Il y a une réelle difficulté du
cinéma contemporain (non-américain du moins) à filmer des corps
dans un espace. Ici, le jeu et le filmage des acteurs sont tellement
portés sur les gestes et les mimiques -de façon d’ailleurs très
apprêtée- qu’il n’y a jamais le sentiment d’une présence
physique. Si bien qu’au moment où le charnel doit prendre le relai
du verbe (car l’une des idées du film est que la parole et le
geste fonctionnent par relai, c’est-à-dire que l’un et l’autre
ne coexistent jamais vraiment mais se passent sans cesse la main
-mais rien ou presque ne coexiste dans Call
me by your name,
c’est l’un des problèmes fondamentaux du film, sur lequel nous
reviendrons), l’impact potentiel de l’image s’écroule sous le
poids d’un érotisme de carte postale. Quelques instants réussis
néanmoins : le premier contact entre Elio et Oliver, marqué par une
simple pression sur l’épaule qui, à elle seule, dit déjà tout
du désir naissant ; le « faisons la paix » au bord de la rivière,
une main réelle serrant une main statufiée ; et éventuellement la
scène de la déclaration d’Elio, avec les corps qui s’éloignent
puis se rapprochent, dans ce qui constitue le seul véritable
dialogue entre geste et parole.
Mais si cette scène ne
fonctionne pas complètement, c’est car elle souffre d’un mal qui
ronge le film, à savoir la volonté affirmée d’appartenir à un
certain art bourgeois. Symptôme récurrent d’un certain cinéma
d’auteur, des officiels cannois (Zviaguintsev, Lanthimos...) aux
mastodontes hollywoodiens (Scott, Villeneuve…), qui s’enlise
prétentieusement dans le raffinement et le classieux en oubliant
sans doute que ce qui faisait la force de films comme ceux de
Visconti, riche aristocrate s’il en est, c’est cette façon si
subversive de présenter leurs propres motifs formels comme déjà
obscènes et déliquescents. Si Guadagnino se garde -et c’est tout
à son honneur- de tomber dans les travers si fréquents de la
stylisation outrancière, on n’échappe pas, en revanche, à tout
un arsenal de citations étouffantes. Non pas que la citation
représente un problème en soi (Godard fait ça très bien), mais
ici elle ne s’intègre jamais vraiment dans le film, elle semble se
placer par-dessus,
comme pour signifier grossièrement que Call
me by your name est
le film d’un artiste cultivé et pétri de références. Durant la
fameuse scène de la déclaration, donc, Elio et Oliver, en balade,
se retrouvent devant une statue de la bataille du Piave. Les deux
personnages discutent (un dialogue tout en non-dits plutôt réussi)

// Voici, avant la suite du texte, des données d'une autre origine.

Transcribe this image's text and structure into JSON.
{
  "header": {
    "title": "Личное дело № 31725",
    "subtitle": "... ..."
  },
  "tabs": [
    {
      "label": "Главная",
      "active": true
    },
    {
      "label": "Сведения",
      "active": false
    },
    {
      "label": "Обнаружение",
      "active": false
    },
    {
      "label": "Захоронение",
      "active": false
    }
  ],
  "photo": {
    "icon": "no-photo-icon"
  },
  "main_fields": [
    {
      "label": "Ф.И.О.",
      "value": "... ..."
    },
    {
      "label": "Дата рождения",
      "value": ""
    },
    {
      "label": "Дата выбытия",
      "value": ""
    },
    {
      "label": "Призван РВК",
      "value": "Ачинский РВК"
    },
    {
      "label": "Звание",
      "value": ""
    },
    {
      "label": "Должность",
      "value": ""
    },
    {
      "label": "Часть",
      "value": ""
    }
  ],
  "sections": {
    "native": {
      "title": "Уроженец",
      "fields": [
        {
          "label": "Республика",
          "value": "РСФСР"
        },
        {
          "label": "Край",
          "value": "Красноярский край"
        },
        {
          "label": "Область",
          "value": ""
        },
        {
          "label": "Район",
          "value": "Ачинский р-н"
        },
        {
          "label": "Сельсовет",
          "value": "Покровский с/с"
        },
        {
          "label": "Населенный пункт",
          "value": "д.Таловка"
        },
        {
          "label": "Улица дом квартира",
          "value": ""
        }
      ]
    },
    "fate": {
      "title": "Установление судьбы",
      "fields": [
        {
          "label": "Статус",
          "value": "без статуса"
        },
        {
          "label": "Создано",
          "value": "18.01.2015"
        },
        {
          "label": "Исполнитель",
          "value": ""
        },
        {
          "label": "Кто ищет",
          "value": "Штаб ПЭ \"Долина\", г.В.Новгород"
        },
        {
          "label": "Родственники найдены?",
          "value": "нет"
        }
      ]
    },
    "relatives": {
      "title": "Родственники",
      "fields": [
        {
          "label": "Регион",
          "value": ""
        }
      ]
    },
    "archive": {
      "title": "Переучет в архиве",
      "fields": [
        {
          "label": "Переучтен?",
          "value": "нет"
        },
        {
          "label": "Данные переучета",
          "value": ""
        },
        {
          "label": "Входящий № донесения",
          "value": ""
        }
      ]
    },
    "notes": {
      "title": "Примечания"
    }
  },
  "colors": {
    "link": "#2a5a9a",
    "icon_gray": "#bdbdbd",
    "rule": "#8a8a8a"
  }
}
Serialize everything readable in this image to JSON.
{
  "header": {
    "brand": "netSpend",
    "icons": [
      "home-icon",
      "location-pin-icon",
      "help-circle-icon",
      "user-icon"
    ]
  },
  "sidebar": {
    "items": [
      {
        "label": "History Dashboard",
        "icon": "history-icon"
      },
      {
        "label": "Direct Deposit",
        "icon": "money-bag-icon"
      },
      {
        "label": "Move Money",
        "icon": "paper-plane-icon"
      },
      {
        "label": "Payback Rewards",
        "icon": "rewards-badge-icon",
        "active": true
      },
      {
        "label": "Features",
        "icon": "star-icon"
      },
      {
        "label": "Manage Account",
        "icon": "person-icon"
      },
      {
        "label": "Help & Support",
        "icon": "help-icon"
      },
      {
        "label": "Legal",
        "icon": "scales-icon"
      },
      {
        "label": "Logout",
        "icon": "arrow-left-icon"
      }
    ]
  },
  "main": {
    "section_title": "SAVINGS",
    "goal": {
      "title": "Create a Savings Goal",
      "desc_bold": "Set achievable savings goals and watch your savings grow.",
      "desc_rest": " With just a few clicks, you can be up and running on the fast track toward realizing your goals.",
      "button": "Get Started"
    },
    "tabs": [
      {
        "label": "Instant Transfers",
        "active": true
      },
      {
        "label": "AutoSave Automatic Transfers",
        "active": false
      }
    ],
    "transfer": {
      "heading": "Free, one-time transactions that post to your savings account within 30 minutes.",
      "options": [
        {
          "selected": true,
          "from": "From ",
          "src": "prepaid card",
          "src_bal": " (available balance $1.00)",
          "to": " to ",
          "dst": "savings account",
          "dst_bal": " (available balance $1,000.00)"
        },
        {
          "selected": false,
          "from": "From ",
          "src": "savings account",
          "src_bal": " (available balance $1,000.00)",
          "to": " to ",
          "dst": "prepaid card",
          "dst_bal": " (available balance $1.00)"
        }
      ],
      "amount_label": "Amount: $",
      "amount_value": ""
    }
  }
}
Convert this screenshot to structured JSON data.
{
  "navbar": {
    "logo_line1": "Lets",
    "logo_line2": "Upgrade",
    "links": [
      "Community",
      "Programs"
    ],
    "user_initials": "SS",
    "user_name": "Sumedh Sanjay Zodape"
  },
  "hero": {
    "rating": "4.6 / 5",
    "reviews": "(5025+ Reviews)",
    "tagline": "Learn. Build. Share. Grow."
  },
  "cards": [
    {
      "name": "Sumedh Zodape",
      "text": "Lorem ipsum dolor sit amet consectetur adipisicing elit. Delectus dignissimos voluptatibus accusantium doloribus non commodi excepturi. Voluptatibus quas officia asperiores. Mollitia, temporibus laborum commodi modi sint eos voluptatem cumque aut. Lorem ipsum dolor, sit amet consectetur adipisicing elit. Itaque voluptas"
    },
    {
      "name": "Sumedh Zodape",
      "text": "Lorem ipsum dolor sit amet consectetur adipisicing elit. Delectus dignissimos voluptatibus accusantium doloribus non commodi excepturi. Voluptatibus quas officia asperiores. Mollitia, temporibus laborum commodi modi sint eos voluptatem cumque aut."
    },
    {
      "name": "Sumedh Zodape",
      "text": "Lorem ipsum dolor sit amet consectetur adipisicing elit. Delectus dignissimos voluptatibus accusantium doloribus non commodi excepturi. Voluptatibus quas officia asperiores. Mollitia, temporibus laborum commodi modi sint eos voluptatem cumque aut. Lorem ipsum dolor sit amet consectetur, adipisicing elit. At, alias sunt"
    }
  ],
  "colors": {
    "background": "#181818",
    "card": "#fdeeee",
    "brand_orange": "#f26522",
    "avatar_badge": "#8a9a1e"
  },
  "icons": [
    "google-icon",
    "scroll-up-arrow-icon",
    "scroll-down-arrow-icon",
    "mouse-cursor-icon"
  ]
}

puis font le tour de la statue, chacun de leur côté. La caméra,
qui les suivait en plan séquence, se permet alors de "relever
la tête" pour bien montrer au spectateur de quelle statue il
s’agit, à la manière d’un guide touristique. Rien à voir avec
le dévoilement rossellinien des vestiges antiques, qui, pour le dire
grossièrement, engage une dialectique entre mystères passés et
présents. Le mouvement de Guadagnino est au contraire celui d’une
destruction du mystère au profit du voir
absolument.
J’écrivais
plus haut que rien ne coexiste jamais vraiment dans Call
me by your name.
Je crois que cette non-coexistence des choses, cette pauvreté des
rapports, provient justement d’une volonté de tout dire, tout
montrer. C’est un film qui trace sa route sans ne rien laisser
d’autre à voir que la route qu’il trace. Pas d’intempéries,
pas d’accidents, pas de chemins de traverses… Le film ne
s’intéresse à rien d’autre que ce qui est écrit dans le
synopsis (Elio, jeune garçon en vacances avec sa famille bourgeoise,
tombe amoureux d’Oliver, bel homme d’une dizaine d’années son
aîné, et éprouve les difficultés de la naissance du désir), il
n’offre au spectateur aucune autre ouverture. Et s’il est des
grands films qui tiennent à peu de choses (on se souvient du
Waterloo
Bridge de
James Whale, film superbe reposant uniquement sur un secret bien
gardé qui ronge et isole progressivement le personnage de Mae Clarke
jusqu’à l’explosion finale), celui-ci est trop transparent pour
résister au-delà d’une première vision. Il lui manque un
ailleurs,
un hors-champ vivant et foisonnant laissé libre à l’imagination
du spectateur. Prenons le problème à l’envers : que ne sait-on
pas, au moment du générique de fin, des personnages d’Elio,
d’Oliver ou même du père ? Qu’est-ce qui est resté secret,
vécu par eux seulement, et que le film aurait pudiquement caché à
la vue du spectateur ? Bien peu de choses… Chaque regard, chaque
parole, chaque geste, vont dans la même direction : celle du film
propre et bien fait, trop parfait et contrôlé pour être
authentique.
Le réalisateur est tellement obsédé par
cette idée de "percer le mystère" qu’il ne résiste pas
au désir voyeuriste de montrer l’avenir, l’après, de forcer le
film à progresser par-delà ce temps si particulier de l’été.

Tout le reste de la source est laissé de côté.